Politicians must be quick thinkers, able to spot a weakness in their opponent's argument and exploit it with a difficult question or challenging remark. However, the flip side of this is that you must be resilient and able to cope with criticism yourself; sometimes you may have to deal with angry protests.  
 
As a politician, you will have a very responsible role in society; you'll be in a very powerful position. However, no matter how powerful you become, you must remember that it is the people who elect politicians and therefore allow them to have this power. As a result, people have strong expectations about the way that a politician should behave.

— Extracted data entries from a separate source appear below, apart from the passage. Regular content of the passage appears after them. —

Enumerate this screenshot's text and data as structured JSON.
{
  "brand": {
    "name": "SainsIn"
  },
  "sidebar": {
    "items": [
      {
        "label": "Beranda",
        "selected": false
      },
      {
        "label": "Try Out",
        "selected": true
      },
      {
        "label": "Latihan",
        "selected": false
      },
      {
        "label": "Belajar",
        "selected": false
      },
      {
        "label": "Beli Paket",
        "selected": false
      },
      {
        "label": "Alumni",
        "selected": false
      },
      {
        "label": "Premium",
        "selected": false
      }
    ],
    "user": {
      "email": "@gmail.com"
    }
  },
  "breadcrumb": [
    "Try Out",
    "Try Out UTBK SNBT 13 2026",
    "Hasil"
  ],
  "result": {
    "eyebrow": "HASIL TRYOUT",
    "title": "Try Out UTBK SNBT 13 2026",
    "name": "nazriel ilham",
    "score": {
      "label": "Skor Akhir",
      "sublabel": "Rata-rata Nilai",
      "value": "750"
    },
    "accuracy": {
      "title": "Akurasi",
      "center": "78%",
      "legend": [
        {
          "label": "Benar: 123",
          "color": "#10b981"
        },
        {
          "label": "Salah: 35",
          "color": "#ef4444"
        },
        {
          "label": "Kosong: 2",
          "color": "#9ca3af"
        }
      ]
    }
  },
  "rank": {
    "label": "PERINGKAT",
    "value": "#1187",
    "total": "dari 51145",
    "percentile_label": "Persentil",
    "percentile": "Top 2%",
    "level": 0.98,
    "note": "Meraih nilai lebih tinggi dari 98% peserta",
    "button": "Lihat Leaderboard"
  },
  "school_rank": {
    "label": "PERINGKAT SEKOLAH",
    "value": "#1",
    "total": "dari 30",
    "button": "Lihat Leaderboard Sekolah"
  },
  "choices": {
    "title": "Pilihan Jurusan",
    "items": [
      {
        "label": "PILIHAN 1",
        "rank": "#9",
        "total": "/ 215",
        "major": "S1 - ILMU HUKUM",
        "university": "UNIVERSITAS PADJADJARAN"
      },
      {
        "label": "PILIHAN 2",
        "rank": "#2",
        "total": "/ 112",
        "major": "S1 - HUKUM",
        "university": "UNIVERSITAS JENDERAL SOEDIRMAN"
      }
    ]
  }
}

You have to think carefully about your lifestyle, and be prepared for strong interest from the media.  
 
In contrast, you must also be able to make tough decisions - even ones that might not be popular with the public - if you believe that a policy is best in the long term.

Entry Requirements - Politician

Pay & Salary - Politician

Salary Range (thousands per year)* €87k - €190k

Basic: €87k + travel and expenses allowance.

Data Source(s):

Last Updated: April, 2017

* The lower figures typically reflect starting salaries. Higher salaries are awarded to those with greater experience and responsibility. Positions in Dublin sometimes command higher salaries.